House churn on slots dizzying

November 16, 2007|By JEAN MARBELLA

Maybe it's the streets that go in circles. It took me multiple trips to Annapolis to figure out State Circle and its adjacent little sibling, Church Circle. 'Round and 'round she goes, I used to think as I made my second or fifth pass around one of them, where she'll stop, nobody knows.

Funny, that thought has been going through my head as I've followed the very special session that the General Assembly has been having lo these three weeks now.

This week, the House has been churning over slots. Much teeth-gnashing, arm-twisting, horse-trading and foot-stomping has ensued. But after a long day, the House adjourned last night without voting; delegates will reconvene this morning.

It was an unsatisfying finish to a day of intrigue and anticipation: Was something, anything, finally, going to happen to bring this ordeal by slots debate to an end? Would the House join the Senate in sending the issue to the voters for them to make the decision that has eluded legislators for years?

In a word, no. The delegates missed the exit and are going to 'round the circle again.

The day began in particularly tortuous fashion for the officials and business owners from Ocean City and Worcester County who oppose slots at Ocean Downs race track in Berlin - they fear losing money to the one-armed bandits that otherwise is lavished on OC's attractions. On Wednesday, they got their wish when a House subcommittee voted to take Ocean Downs off the list and drop Frederick County in its place. Further tweaks included expanding the Cecil County location to include Harford County.

Which, of course, only had the effect of shifting the NIMBY outcry from the east to the north and the west. By yesterday morning, any celebrating down on the seashore was over - a committee put Ocean Downs back on the list and dropped the short-lived proposal to add Frederick and Harford counties.

Meaning: full circle. Meaning: back with the same bill the Senate has approved, which essentially is the same bill that Gov. Martin O'Malley originally proposed: 15,000 machines, spread through five locations.

The churn would continue after that. There would be a tantrum by Senate president and head slots cheerleader Mike Miller, incensed that some House delegates were considering voting for the slots referendum bill, but against the companion legislation that would spell out how it would be implemented.

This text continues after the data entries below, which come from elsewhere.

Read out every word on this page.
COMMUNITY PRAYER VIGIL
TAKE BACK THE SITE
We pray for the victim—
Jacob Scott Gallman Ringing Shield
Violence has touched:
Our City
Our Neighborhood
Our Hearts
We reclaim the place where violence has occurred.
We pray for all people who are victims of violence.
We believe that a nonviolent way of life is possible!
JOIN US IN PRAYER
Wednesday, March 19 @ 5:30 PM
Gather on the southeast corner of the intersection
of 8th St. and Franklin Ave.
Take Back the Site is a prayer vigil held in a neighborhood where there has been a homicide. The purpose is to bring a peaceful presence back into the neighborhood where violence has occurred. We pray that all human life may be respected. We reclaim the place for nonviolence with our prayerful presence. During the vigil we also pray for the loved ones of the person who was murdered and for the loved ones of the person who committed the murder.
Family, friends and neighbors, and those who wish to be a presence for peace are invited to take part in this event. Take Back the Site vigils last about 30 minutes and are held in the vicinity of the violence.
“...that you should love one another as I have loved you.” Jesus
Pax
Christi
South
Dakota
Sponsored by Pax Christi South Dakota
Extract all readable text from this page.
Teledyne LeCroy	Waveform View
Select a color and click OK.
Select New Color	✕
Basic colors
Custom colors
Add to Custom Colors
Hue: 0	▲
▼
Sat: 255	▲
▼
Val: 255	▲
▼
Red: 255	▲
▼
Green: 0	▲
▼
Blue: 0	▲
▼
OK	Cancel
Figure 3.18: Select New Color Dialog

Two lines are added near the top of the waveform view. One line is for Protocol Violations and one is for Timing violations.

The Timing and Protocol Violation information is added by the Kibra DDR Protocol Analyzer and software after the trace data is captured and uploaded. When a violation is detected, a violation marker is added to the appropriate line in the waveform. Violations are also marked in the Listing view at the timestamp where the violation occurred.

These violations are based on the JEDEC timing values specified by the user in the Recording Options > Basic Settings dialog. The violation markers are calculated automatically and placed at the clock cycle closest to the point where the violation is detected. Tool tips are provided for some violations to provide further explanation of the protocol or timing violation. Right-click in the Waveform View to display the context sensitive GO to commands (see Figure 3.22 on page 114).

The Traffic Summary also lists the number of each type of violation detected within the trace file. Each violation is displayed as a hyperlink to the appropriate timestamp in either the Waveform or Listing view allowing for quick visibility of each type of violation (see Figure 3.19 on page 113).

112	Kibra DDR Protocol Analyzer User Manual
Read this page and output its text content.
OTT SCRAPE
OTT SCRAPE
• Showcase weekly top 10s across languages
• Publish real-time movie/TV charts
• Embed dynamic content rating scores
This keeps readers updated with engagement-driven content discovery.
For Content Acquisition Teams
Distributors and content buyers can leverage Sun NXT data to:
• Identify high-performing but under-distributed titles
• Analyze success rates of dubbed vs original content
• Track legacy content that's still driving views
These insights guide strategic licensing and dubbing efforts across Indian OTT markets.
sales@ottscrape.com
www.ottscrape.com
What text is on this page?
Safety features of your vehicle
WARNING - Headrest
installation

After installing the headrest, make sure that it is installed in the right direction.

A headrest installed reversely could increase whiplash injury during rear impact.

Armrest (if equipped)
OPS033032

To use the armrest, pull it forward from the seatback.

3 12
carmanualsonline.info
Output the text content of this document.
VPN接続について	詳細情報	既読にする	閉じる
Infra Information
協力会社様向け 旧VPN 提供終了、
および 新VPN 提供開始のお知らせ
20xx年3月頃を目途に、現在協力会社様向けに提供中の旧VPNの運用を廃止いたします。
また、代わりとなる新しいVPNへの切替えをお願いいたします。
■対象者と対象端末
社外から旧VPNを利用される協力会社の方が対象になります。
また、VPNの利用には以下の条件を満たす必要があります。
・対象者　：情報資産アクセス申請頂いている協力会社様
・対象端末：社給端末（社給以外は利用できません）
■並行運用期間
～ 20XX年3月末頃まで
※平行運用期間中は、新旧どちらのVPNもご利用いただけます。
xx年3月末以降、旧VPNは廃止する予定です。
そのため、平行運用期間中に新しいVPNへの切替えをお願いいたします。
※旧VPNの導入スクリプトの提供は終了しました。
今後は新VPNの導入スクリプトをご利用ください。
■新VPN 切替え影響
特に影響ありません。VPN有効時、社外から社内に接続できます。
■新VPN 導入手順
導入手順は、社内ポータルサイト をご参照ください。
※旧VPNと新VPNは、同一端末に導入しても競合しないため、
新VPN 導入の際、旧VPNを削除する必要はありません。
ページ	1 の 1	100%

There would be much hallway hovering by O'Malley and his aides, as the House convened as a whole in its chambers, broke for more private meetings and reconvened only to - you guessed it - break again. It was perhaps the most patriotic and religious day I've had lately, what with each gathering in chambers beginning with the Pledge of Allegiance and a prayer.

Late afternoon, O'Malley was seen giving a cheery thumbs-up to some lobbyists hanging out in the hallway. He was wearing that leather bomber jacket of his, but at least he didn't bring a "Mission Accomplished" banner.

House delegates spent much of the day out of chambers, although during a brief residency they did manage to pass a love-the-bay measure, voting to spend $50 million to clean up the Chesapeake. It was almost noncontroversial, but of course, nothing can be entirely noncontroversial during this session. Republican leaders urged their colleagues not to vote for spending money when, in their eyes, this session is supposed to be about cutting spending.

That done, the House recessed, no doubt to do the math before calling a vote on the slots bill. The delegates eventually returned, only to break for the Ways and Means committee to vote among themselves. Gathering in the so-called Silver Room - that's where the good silver is kept, really - the committee members stood in a circle and sang "Kumbaya."

No, not really. But on this day when it seemed as if anything could happen, it wouldn't have surprised me. No, instead they voted on an amendment to require any expansion of the slots bill would have to come back to the General Assembly for a vote, and automatically go to referendum.

Next, another break as House leadership continued to work on getting enough votes. By the 6:30 p.m. recovening time - I mean, 7 p.m. HST (House Standard Time) - the delegates were back in chambers, although only briefly before adjourning for the night.

Republicans charged that House leadership was stalling to round up the 85 votes it needs to pass the referendum bill; the Democratic leaders said they just needed the time to fix a procedural problem.

Whatever. Maybe this morning's prayer will be as amusing as the one that opened last night's session - a list of affirmations, one of which warned against two evils, hastiness and indecision.

No chance of that in Annapolis.

Today in Annapolis

The House of Delegates is scheduled to convene at 10 a.m. to deliberate a referendum on legalizing slot machine gambling. Legislators are expected to introduce numerous amendments to the bill. The chamber could take a final vote on the bill, depending on how long the debate lasts.

The Senate plans an 8:30 a.m. session to consider legislation passed by the House, which includes two tax bills, a budget bill concerning spending cuts and legislation creating a Chesapeake Bay fund for cleanup projects.